Kini, Merli sudah di tempat per istirahatan terakhirnya. Kemeja dan celana panjang berwarna hitam telah di pakai oleh Rendra untuk mengenang Merli. Dari kejauhan, orang-orang yang melayat dan orang tua Merli mulai pergi bergantian. Rendra masih tetap di sana dan mengelus-elus batu nisan Merli.

"Kegagalan dalam hidupku yang paling sakit adalah tidak memelukmu dengan erat,"

Kalimat itu aku dengar ketika aku sudah sampai di sampingnya. Aku menyentuh pundaknya dan sedikit menepuk tepuk. Berharap dia cepat pulih dengan perasaannya. Kini aku tidak punya pilihan lain, aku masih membutuhkan Rendra untuk membunuh Bael. Tapi jika Rendra masih seperti ini aku khawatir dia akan berakhir seperti Merli dan Bael berhasil dengan rencananya merebut tahta yang sedari dulu diwariskan padaku.

Senja mulai hadir. Tidak hentinya Rendra masih menatap nama Merli yang terpapang. Aku mulai meninggalkannya, aku biarkan dia sendiri tetapi tidak benar-benar aku tinggalkan. Aku hanya sedikit menjauh, berada di tepi tempat pemakaman.

Malam sudah hadir, aku merasa Rendra sudah gila seakan kehilangan hidupnya! Dia masih dengan posisi yang sama!

"Sudah malam, Ren! Mau sampai kapan kamu seperti ini?!"

Bahkan ucapanku tidak dihiraukan sama sekali. Dia hanya menepis tanganku tanpa berucap satu kata pun. Membuatku kembali ke tepi. Aku duduk, menunggu Rendra beranjak dari tempatnya.

Hari pertama, Rendra masih bertahan di sana tanpa tangisnya.

Hari kedua, Rendra mulai merubah posisi bersila dan mulai menyangga kepalanya.

Hari ketiga, Rendra mulai tertidur di sebelah makam Merli. Akhirnya aku melihatnya tertidur begitu pulas setelah hal melelahkan yang dia alami. Aku biarkan dia melepas lelahnya begitu lama hingga berganti hari.

Hari keempat, aku masih menjaganya di sini. Fajar hadir dan saat itu pula Rendra terbangun, dia kembali melihat makam Merli kemudian beranjak pergi dari sana.

'Kamu bisa menemukan apapun tentang dunia ini di sini. Karena itu, suka membaca adalah hal yang baik untukmu,'

Ucapan Ayah waktu itu, sebelum kematian ibuku, Ayah sempat berkata seperti itu. Rendra mendekatiku, kurasa dia sudah mulai bisa menerima keadaan.

"Batu," ucapku ketika Rendra melaluiku dengan sengaja.

Membuat langkahnya terhenti sesaat lalu melangkah kembali.

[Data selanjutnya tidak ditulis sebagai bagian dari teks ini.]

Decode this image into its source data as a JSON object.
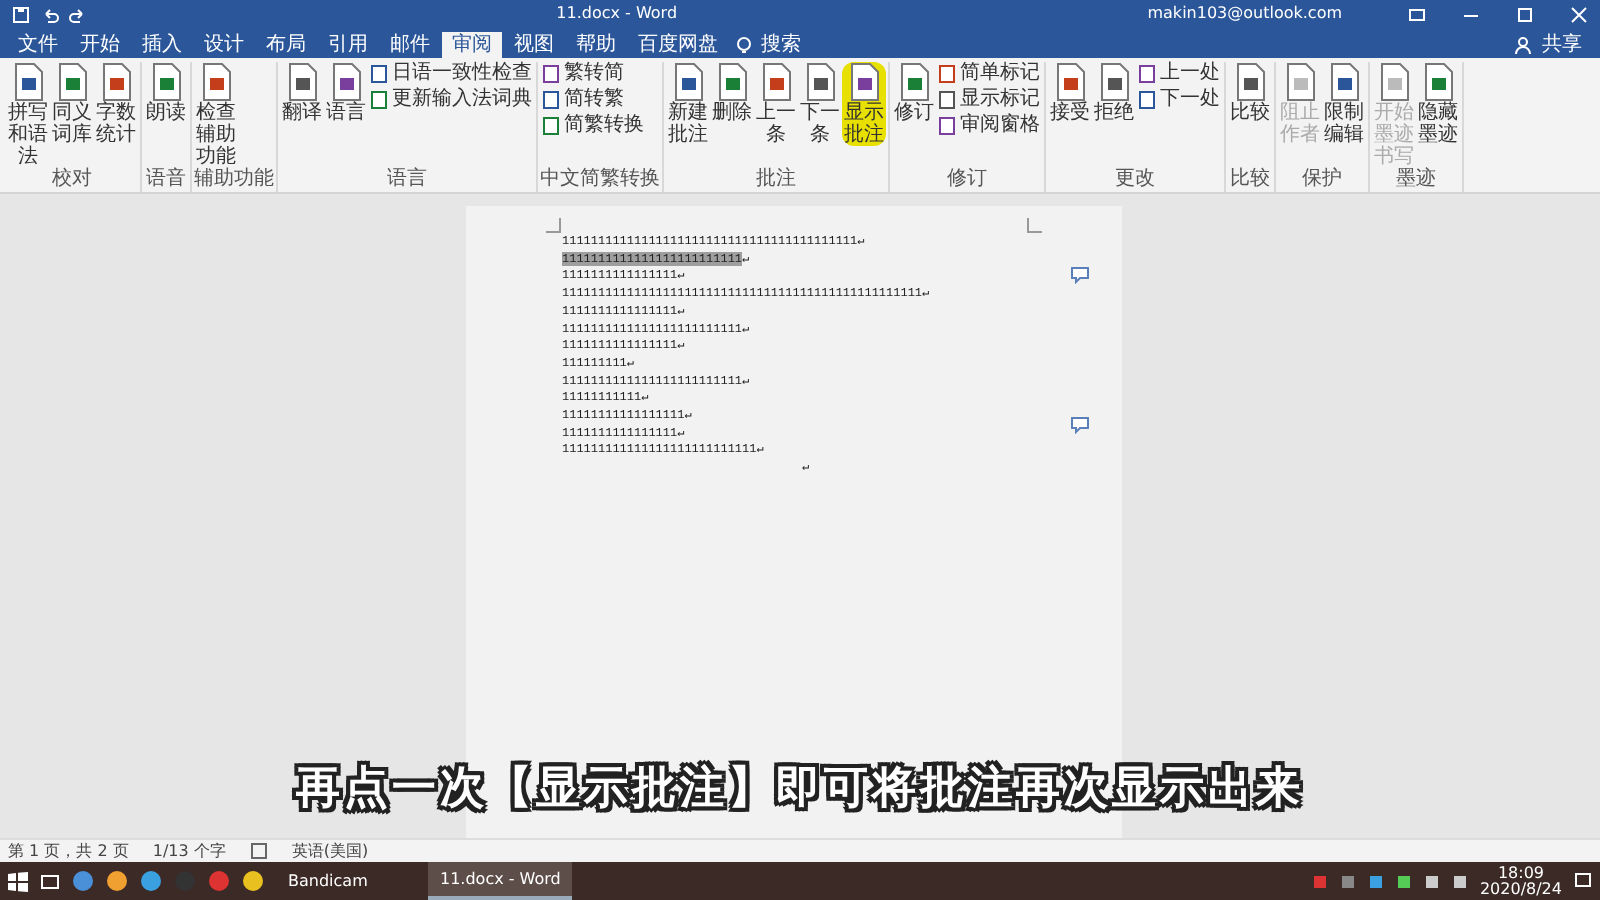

Aku melihatnya menjauh dariku sembari mencoba merapikan rambut ikalnya.

"Jika kesedihanmu ingin berakhir, kita temukan Batu yang dapat menghidupkan Merli kembali,"

Kali ini berhasil. Kalimatku dapat menjadikan Rendra menghiraukanku dan berjalan menghampiriku.

"Akan aku lakukan apapun jika dapat mengembalikan Merli,"

Dia mencengkeram erat kedua bahuku, menatap tajam mataku. Aku kembali melihat Rendra yang melepas keterpurukannya. Matanya mulai ada semangat untuk berjuang walau itu demi Merli tetapi juga menguntungkanku untuk membantu menggagalkan rencana Bael.

"Akan aku buka gerbang menuju dunia itu, pegang tanganku,"

Selagi menunggu Rendra tersadar sebelumnya, aku juga mengumpulkan kekuatanku untuk membuka gerbang ini. Satu langkah saja, kami sudah kembali ke dalam dunia iblis.